All Headlines 13:52 April 13, 2012

(ATTN: UPDATES with more details comments in paras 5-13)

SEOUL, April 13 (Yonhap) -- South Korea's central bank on Friday left the key interest rate unchanged for the 10th straight month in April, as lingering global economic uncertainties and weak pace of economic recovery challenge policymakers.

Bank of Korea (BOK) Gov. Kim Choong-soo and his fellow policymakers froze the benchmark 7-day repo rate at 3.25 percent for this month, as widely expected.

All 20 analysts polled by Yonhap Infomax, the financial news arm of Yonhap News Agency, forecast a rate freeze for April.

The BOK cut the benchmark rate by 3.25 percentage points to a record low of 2 percent between October 2008 and February 2009 in the wake of the global financial crisis. Since July 2010, it has raised borrowing costs by 1.25 percentage points in five steps to curb inflation.

"The decision to freeze the rate was unanimous, with high crude oil prices exerting pressure on inflation and economic growth," Kim told reporters.

He said the country's long-term growth should not fall below 4 percent, although last year's growth reached 3.6 percent. In 2012, the country's economy may grow 3.7 percent.

The top central banker added that all monetary polices are affected by broad economic developments and more short term changes in interest rates and foreign exchange.

He said once the global financial returned to normal, the country's monetary policy can focus more on inflation control.

Kim predicted that while consumer prices have come down, it may not be until 2013 that numbers will come down to meet the central bank's target range of 2-4 percent.

In March, South Korea's consumer price index rose 2.6 percent on-year last month and lost 0.1 percent from the month earlier.
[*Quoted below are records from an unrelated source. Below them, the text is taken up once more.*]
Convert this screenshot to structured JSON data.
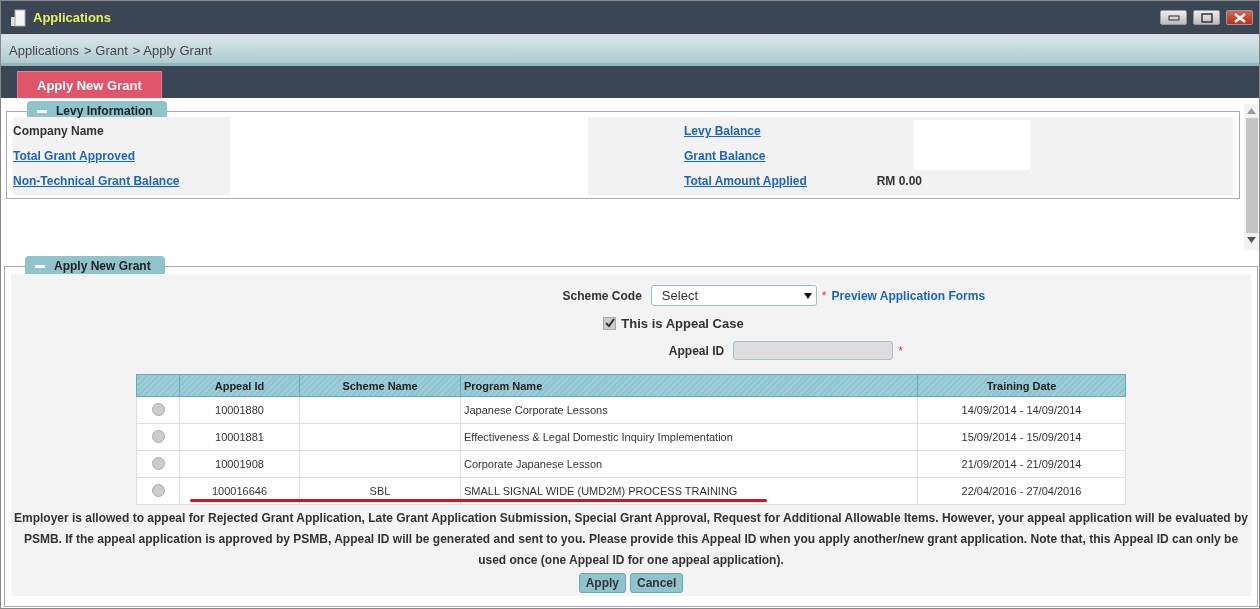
{
  "window": {
    "title": "Applications"
  },
  "breadcrumb": [
    "Applications",
    "> Grant",
    "> Apply Grant"
  ],
  "tabs": [
    {
      "label": "Apply New Grant",
      "selected": true
    }
  ],
  "levy_section": {
    "title": "Levy Information",
    "expanded": true,
    "left": [
      {
        "label": "Company Name",
        "kind": "text"
      },
      {
        "label": "Total Grant Approved",
        "kind": "link"
      },
      {
        "label": "Non-Technical Grant Balance",
        "kind": "link"
      }
    ],
    "right": [
      {
        "label": "Levy Balance",
        "kind": "link"
      },
      {
        "label": "Grant Balance",
        "kind": "link"
      },
      {
        "label": "Total Amount Applied",
        "kind": "link",
        "value": "RM 0.00"
      }
    ]
  },
  "grant_section": {
    "title": "Apply New Grant",
    "expanded": true,
    "scheme_code": {
      "label": "Scheme Code",
      "value": "Select",
      "required_mark": "*",
      "link": "Preview Application Forms"
    },
    "appeal_case": {
      "label": "This is Appeal Case",
      "checked": true
    },
    "appeal_id": {
      "label": "Appeal ID",
      "disabled": true,
      "required_mark": "*"
    },
    "table": {
      "columns": [
        "Appeal Id",
        "Scheme Name",
        "Program Name",
        "Training Date"
      ],
      "rows": [
        {
          "selected": false,
          "cells": [
            "10001880",
            "",
            "Japanese Corporate Lessons",
            "14/09/2014 - 14/09/2014"
          ]
        },
        {
          "selected": false,
          "cells": [
            "10001881",
            "",
            "Effectiveness & Legal Domestic Inquiry Implementation",
            "15/09/2014 - 15/09/2014"
          ]
        },
        {
          "selected": false,
          "cells": [
            "10001908",
            "",
            "Corporate Japanese Lesson",
            "21/09/2014 - 21/09/2014"
          ]
        },
        {
          "selected": false,
          "underlined": true,
          "cells": [
            "100016646",
            "SBL",
            "SMALL SIGNAL WIDE (UMD2M) PROCESS TRAINING",
            "22/04/2016 - 27/04/2016"
          ]
        }
      ]
    },
    "notice": "Employer is allowed to appeal for Rejected Grant Application, Late Grant Application Submission, Special Grant Approval, Request for Additional Allowable Items. However, your appeal application will be evaluated by PSMB. If the appeal application is approved by PSMB, Appeal ID will be generated and sent to you. Please provide this Appeal ID when you apply another/new grant application. Note that, this Appeal ID can only be used once (one Appeal ID for one appeal application).",
    "buttons": [
      "Apply",
      "Cancel"
    ]
  }
}
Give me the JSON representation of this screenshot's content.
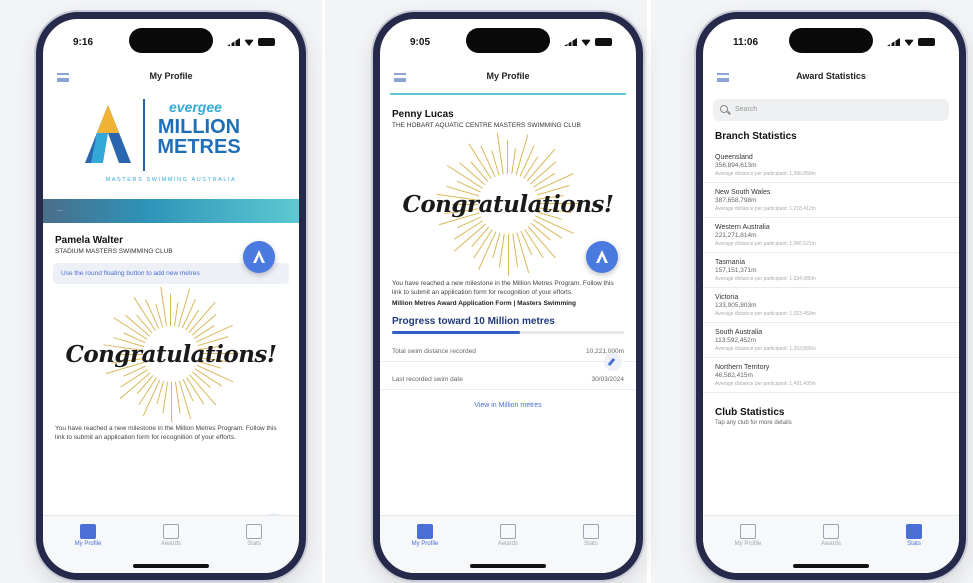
{
  "colors": {
    "accent": "#4a6fd6",
    "brand_blue": "#1f6fb8",
    "brand_light": "#34a8d8",
    "gold": "#d9b85a",
    "frame": "#262a4a"
  },
  "tabs": [
    {
      "label": "My Profile",
      "icon": "profile-icon"
    },
    {
      "label": "Awards",
      "icon": "awards-icon"
    },
    {
      "label": "Stats",
      "icon": "stats-icon"
    }
  ],
  "phone1": {
    "time": "9:16",
    "title": "My Profile",
    "logo": {
      "brand_small": "evergee",
      "brand_big_1": "MILLION",
      "brand_big_2": "METRES",
      "brand_sub": "MASTERS SWIMMING AUSTRALIA"
    },
    "banner_text": "...",
    "member_name": "Pamela Walter",
    "member_club": "STADIUM MASTERS SWIMMING CLUB",
    "info_text": "Use the round floating button to add new metres",
    "congrats": "Congratulations!",
    "milestone_text": "You have reached a new milestone in the Million Metres Program. Follow this link to submit an application form for recognition of your efforts."
  },
  "phone2": {
    "time": "9:05",
    "title": "My Profile",
    "member_name": "Penny Lucas",
    "member_club": "THE HOBART AQUATIC CENTRE MASTERS SWIMMING CLUB",
    "congrats": "Congratulations!",
    "milestone_text": "You have reached a new milestone in the Million Metres Program. Follow this link to submit an application form for recognition of your efforts.",
    "form_link": "Million Metres Award Application Form | Masters Swimming",
    "progress_title": "Progress toward 10 Million metres",
    "progress_fraction": 0.55,
    "rows": [
      {
        "label": "Total swim distance recorded",
        "value": "10,221,000m"
      },
      {
        "label": "Last recorded swim date",
        "value": "30/03/2024"
      }
    ],
    "button_text": "View in Million metres"
  },
  "phone3": {
    "time": "11:06",
    "title": "Award Statistics",
    "search_placeholder": "Search",
    "branch_heading": "Branch Statistics",
    "branches": [
      {
        "name": "Queensland",
        "value": "356,894,613m",
        "sub": "Average distance per participant: 1,306,858m"
      },
      {
        "name": "New South Wales",
        "value": "387,658,798m",
        "sub": "Average distance per participant: 1,218,412m"
      },
      {
        "name": "Western Australia",
        "value": "221,271,814m",
        "sub": "Average distance per participant: 1,066,521m"
      },
      {
        "name": "Tasmania",
        "value": "157,151,371m",
        "sub": "Average distance per participant: 1,534,980m"
      },
      {
        "name": "Victoria",
        "value": "133,905,803m",
        "sub": "Average distance per participant: 1,023,459m"
      },
      {
        "name": "South Australia",
        "value": "113,592,452m",
        "sub": "Average distance per participant: 1,203,889m"
      },
      {
        "name": "Northern Territory",
        "value": "46,582,415m",
        "sub": "Average distance per participant: 1,491,405m"
      }
    ],
    "club_heading": "Club Statistics",
    "club_sub": "Tap any club for more details"
  }
}
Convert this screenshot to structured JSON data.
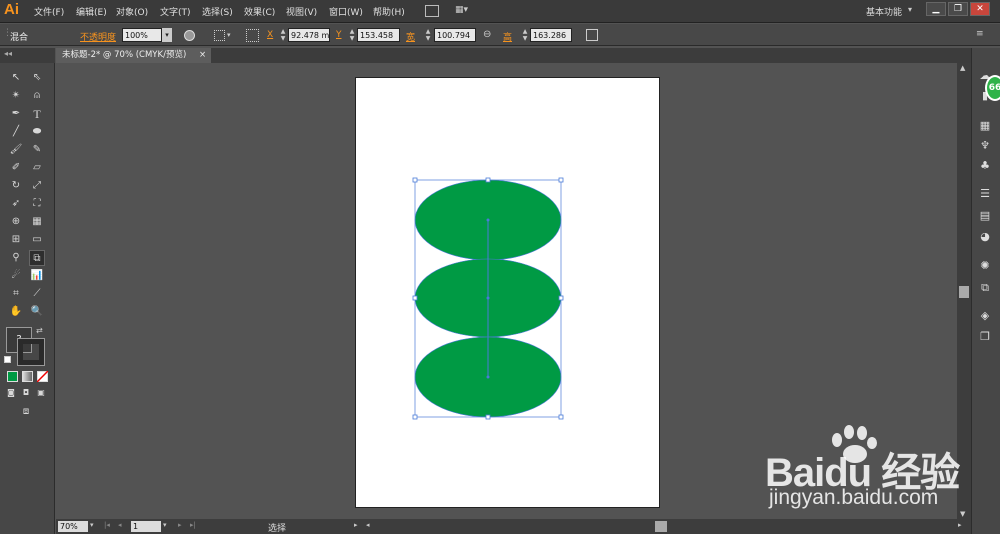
{
  "app": {
    "logo": "Ai",
    "workspace": "基本功能"
  },
  "menu": [
    "文件(F)",
    "编辑(E)",
    "对象(O)",
    "文字(T)",
    "选择(S)",
    "效果(C)",
    "视图(V)",
    "窗口(W)",
    "帮助(H)"
  ],
  "control": {
    "selection_type": "混合",
    "opacity_label": "不透明度",
    "opacity_value": "100%",
    "x_label": "X",
    "x_value": "92.478 m",
    "y_label": "Y",
    "y_value": "153.458",
    "w_label": "宽",
    "w_value": "100.794",
    "h_label": "高",
    "h_value": "163.286"
  },
  "document": {
    "tab_title": "未标题-2* @ 70% (CMYK/预览)",
    "close": "×"
  },
  "status": {
    "zoom": "70%",
    "artboard_number": "1",
    "tool_name": "选择"
  },
  "badge": {
    "value": "66"
  },
  "colors": {
    "ellipse_fill": "#009a44",
    "selection": "#4a7bd8",
    "fill_swatch": "#009a44"
  },
  "watermark": {
    "brand": "Baidu 经验",
    "url": "jingyan.baidu.com"
  }
}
Last month's reading is the lowest in 20 months and marks the first time since August 2010 that inflation stood in the 2 percent range. In 2011, the country's consumer prices shot up to 4 percent.

On overall economic developments, policymakers at the Monetary Policy Committee said the U.S. economy is showing signs of improvement, but economic activities in the euro area remained sluggish, with growth in emerging markets continuing to exhibit signs of weakening because of slowing exports.

The pace of economic recovery will be moderate, with developments in Europe's sovereign debt and geopolitical risks in the Middle East needing to be monitored, they said in a statement.

However, South Korea is facing downside risks such as persistent high inflation expectations, concerns over commodities prices and a weak housing market, they added.

Local analysts, meanwhile, said they expected the central bank to freeze the rate again due to global economic uncertainty.

"Consumer price index gains in March helped lower inflationary pressure and there are signs that the domestic economy is making a comeback, but negative on-year growth in exports last month needs to be checked," said Lee Sang Jae, a senior economist at Hyundai Securities Co.

Shin Dong-su, an economist at NH Investment & Securities Co. said although downside risks have decreased overall, which could help South Korea's recovery, there is no need to change the country's interest rate policy at present.